The code below alters the dataset to separate the 'DateTime' column into two separate columns 'Date' and 'Time' and assigns it to a variable 'chicago.crime.test.narc' using the separate() function. It then filters the new dataset to only show those offenses that happened in the year 2016 and were drug-related using the filter() function. The filter() function is used again to filter the previously created dataset to only show the offenses that contained the string 'MANU' in the description of the crime to represent only drug-related crimes that were manufacturing and distributing drugs.
The code then separates the 'Date' column into three separate columns 'Year1','Month', and 'Day'. 'Year1' column was not removed as the ultimate goal was a graph, and thus the 'tidyness' of the tibble was not a priority.
The code then uses the group_by() function to group the dataset by year, month, and description and finally uses the summarize() and arrange() functions to count the number of crimes per category per month and then organizes the tibble in descending order of number of crimes. The top of the tibble is shown using the head() function. It appears as if the main drug being distributed in Chicago is 'white heroin'.
The code below takes the tibble 'by_date_and_type' and creates a line graph for each type of offense in manufacturing/distributing drugs over a period of months for 2016 and assigns it to a variable 'q'. The options() function controls the height and width of the graph display window.
The graph shows that initially there was a large amount of 'white heroin' being distributed in Chicago at the beginning of 2016 and swiftly declined near the end of 2016 while the manufacture/distribution of marijuana in quantities over 10 grams rose as the year went on.
The code below separates the dataset column 'Date' into two separate columns 'Date' and 'Time by using the separate() function and then filters the dataset to show only data for the year 2016 using the filter() function.

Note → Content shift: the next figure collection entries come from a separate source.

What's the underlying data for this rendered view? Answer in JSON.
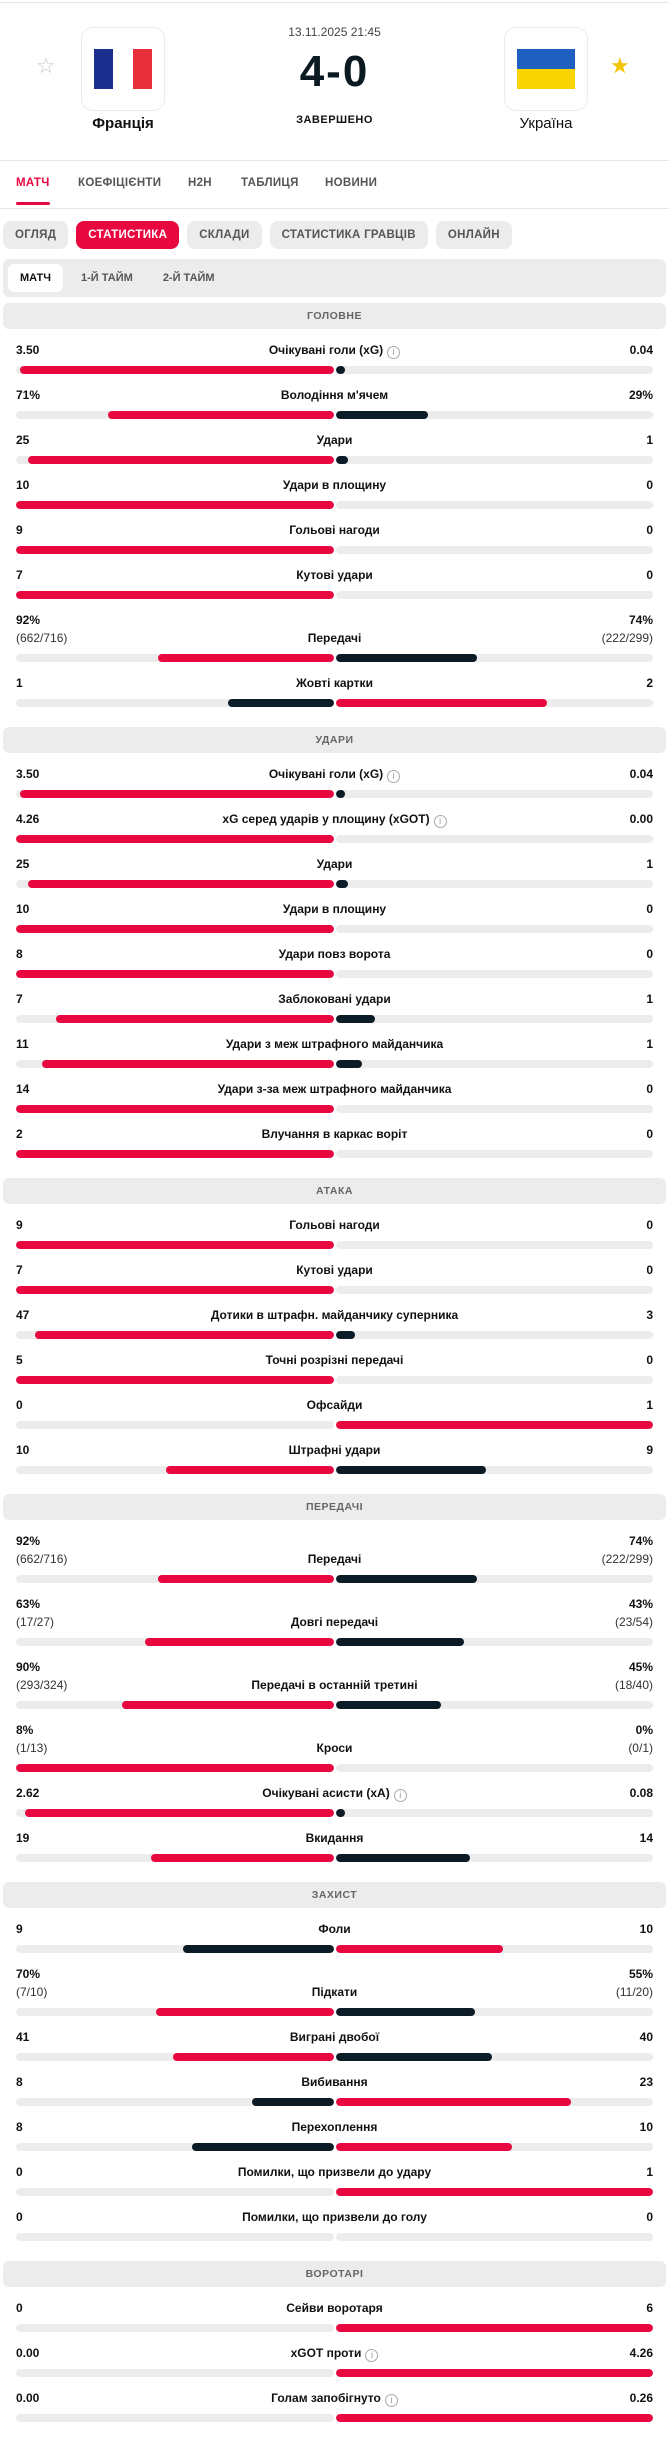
{
  "match": {
    "date": "13.11.2025 21:45",
    "score": "4-0",
    "status": "ЗАВЕРШЕНО",
    "home": "Франція",
    "away": "Україна"
  },
  "colors": {
    "lead": "#e8073f",
    "trail": "#0b1c26",
    "track": "#ececec"
  },
  "tabs": [
    "МАТЧ",
    "КОЕФІЦІЄНТИ",
    "H2H",
    "ТАБЛИЦЯ",
    "НОВИНИ"
  ],
  "pills": [
    "ОГЛЯД",
    "СТАТИСТИКА",
    "СКЛАДИ",
    "СТАТИСТИКА ГРАВЦІВ",
    "ОНЛАЙН"
  ],
  "periods": [
    "МАТЧ",
    "1-Й ТАЙМ",
    "2-Й ТАЙМ"
  ],
  "sections": [
    {
      "title": "ГОЛОВНЕ",
      "stats": [
        {
          "label": "Очікувані голи (xG)",
          "info": true,
          "home": "3.50",
          "away": "0.04",
          "h": 3.5,
          "a": 0.04
        },
        {
          "label": "Володіння м'ячем",
          "home": "71%",
          "away": "29%",
          "h": 71,
          "a": 29
        },
        {
          "label": "Удари",
          "home": "25",
          "away": "1",
          "h": 25,
          "a": 1
        },
        {
          "label": "Удари в площину",
          "home": "10",
          "away": "0",
          "h": 10,
          "a": 0
        },
        {
          "label": "Гольові нагоди",
          "home": "9",
          "away": "0",
          "h": 9,
          "a": 0
        },
        {
          "label": "Кутові удари",
          "home": "7",
          "away": "0",
          "h": 7,
          "a": 0
        },
        {
          "label": "Передачі",
          "home": "92%",
          "home_sub": "(662/716)",
          "away": "74%",
          "away_sub": "(222/299)",
          "h": 92,
          "a": 74
        },
        {
          "label": "Жовті картки",
          "home": "1",
          "away": "2",
          "h": 1,
          "a": 2
        }
      ]
    },
    {
      "title": "УДАРИ",
      "stats": [
        {
          "label": "Очікувані голи (xG)",
          "info": true,
          "home": "3.50",
          "away": "0.04",
          "h": 3.5,
          "a": 0.04
        },
        {
          "label": "xG серед ударів у площину (xGOT)",
          "info": true,
          "home": "4.26",
          "away": "0.00",
          "h": 4.26,
          "a": 0
        },
        {
          "label": "Удари",
          "home": "25",
          "away": "1",
          "h": 25,
          "a": 1
        },
        {
          "label": "Удари в площину",
          "home": "10",
          "away": "0",
          "h": 10,
          "a": 0
        },
        {
          "label": "Удари повз ворота",
          "home": "8",
          "away": "0",
          "h": 8,
          "a": 0
        },
        {
          "label": "Заблоковані удари",
          "home": "7",
          "away": "1",
          "h": 7,
          "a": 1
        },
        {
          "label": "Удари з меж штрафного майданчика",
          "home": "11",
          "away": "1",
          "h": 11,
          "a": 1
        },
        {
          "label": "Удари з-за меж штрафного майданчика",
          "home": "14",
          "away": "0",
          "h": 14,
          "a": 0
        },
        {
          "label": "Влучання в каркас воріт",
          "home": "2",
          "away": "0",
          "h": 2,
          "a": 0
        }
      ]
    },
    {
      "title": "АТАКА",
      "stats": [
        {
          "label": "Гольові нагоди",
          "home": "9",
          "away": "0",
          "h": 9,
          "a": 0
        },
        {
          "label": "Кутові удари",
          "home": "7",
          "away": "0",
          "h": 7,
          "a": 0
        },
        {
          "label": "Дотики в штрафн. майданчику суперника",
          "home": "47",
          "away": "3",
          "h": 47,
          "a": 3
        },
        {
          "label": "Точні розрізні передачі",
          "home": "5",
          "away": "0",
          "h": 5,
          "a": 0
        },
        {
          "label": "Офсайди",
          "home": "0",
          "away": "1",
          "h": 0,
          "a": 1
        },
        {
          "label": "Штрафні удари",
          "home": "10",
          "away": "9",
          "h": 10,
          "a": 9
        }
      ]
    },
    {
      "title": "ПЕРЕДАЧІ",
      "stats": [
        {
          "label": "Передачі",
          "home": "92%",
          "home_sub": "(662/716)",
          "away": "74%",
          "away_sub": "(222/299)",
          "h": 92,
          "a": 74
        },
        {
          "label": "Довгі передачі",
          "home": "63%",
          "home_sub": "(17/27)",
          "away": "43%",
          "away_sub": "(23/54)",
          "h": 63,
          "a": 43
        },
        {
          "label": "Передачі в останній третині",
          "home": "90%",
          "home_sub": "(293/324)",
          "away": "45%",
          "away_sub": "(18/40)",
          "h": 90,
          "a": 45
        },
        {
          "label": "Кроси",
          "home": "8%",
          "home_sub": "(1/13)",
          "away": "0%",
          "away_sub": "(0/1)",
          "h": 8,
          "a": 0
        },
        {
          "label": "Очікувані асисти (xA)",
          "info": true,
          "home": "2.62",
          "away": "0.08",
          "h": 2.62,
          "a": 0.08
        },
        {
          "label": "Вкидання",
          "home": "19",
          "away": "14",
          "h": 19,
          "a": 14
        }
      ]
    },
    {
      "title": "ЗАХИСТ",
      "stats": [
        {
          "label": "Фоли",
          "home": "9",
          "away": "10",
          "h": 9,
          "a": 10
        },
        {
          "label": "Підкати",
          "home": "70%",
          "home_sub": "(7/10)",
          "away": "55%",
          "away_sub": "(11/20)",
          "h": 70,
          "a": 55
        },
        {
          "label": "Виграні двобої",
          "home": "41",
          "away": "40",
          "h": 41,
          "a": 40
        },
        {
          "label": "Вибивання",
          "home": "8",
          "away": "23",
          "h": 8,
          "a": 23
        },
        {
          "label": "Перехоплення",
          "home": "8",
          "away": "10",
          "h": 8,
          "a": 10
        },
        {
          "label": "Помилки, що призвели до удару",
          "home": "0",
          "away": "1",
          "h": 0,
          "a": 1
        },
        {
          "label": "Помилки, що призвели до голу",
          "home": "0",
          "away": "0",
          "h": 0,
          "a": 0
        }
      ]
    },
    {
      "title": "ВОРОТАРІ",
      "stats": [
        {
          "label": "Сейви воротаря",
          "home": "0",
          "away": "6",
          "h": 0,
          "a": 6
        },
        {
          "label": "xGOT проти",
          "info": true,
          "home": "0.00",
          "away": "4.26",
          "h": 0,
          "a": 4.26
        },
        {
          "label": "Голам запобігнуто",
          "info": true,
          "home": "0.00",
          "away": "0.26",
          "h": 0,
          "a": 0.26
        }
      ]
    }
  ]
}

The resulting dataset is then grouped by Year, Community.Area, and Date using the group_by() function. A new column is added counting the number of crimes per day per community area using the summarize() function nested in the arrange() function.
The summarize() function is used again to get summary statistics for the dataset such as the mean, minimum, maximum, upper and lower quartiles, median, variance, and standard deviation of the dataset.
Finally the dataset is arranged in descending order of mean amount of crimes using the arrange() function. The top of this dataset is shown using the head() function.
The code below is used to create a boxplot for each community showing some of the summary statistics for each community.area for the year of 2016. As is shown by the boxplot the community areas 25, 8, and 28 have very high rates of crime compared to other community areas. ggplot() and geom_boxplot() are used.
The code below filters the dataset to only show homicides for 2016 from January 1st to January 24th using the filter() function and finally filters the dataset to show homicides within the same time period for the year January 2017 using the filter() function. This is to check the validity of Trump's claim that homicides in Chicago are up.
This was done to test the validity of a comment Trump made about the rising number of homicides in Chicago. It appears that he was telling the truth, that homicides in Chicago have been on the rise during the time period Trump specified from 2016 to 2017. However, during this time period homicides rose 22% from 2016 not 24% and there were actually 45 homicides rather than 42 in 2017.
The code below is filtered using the filter() function to show different types of crime that were handgun related during the time period Trump suggested that there was 228 shootings.
It appears as if Trump fabricated his data about shootings in Chicago for 2017 as there were no crimes involving handguns from January 1 2017 to the day Trump tweeted that he 'should call in the feds for Chicago'.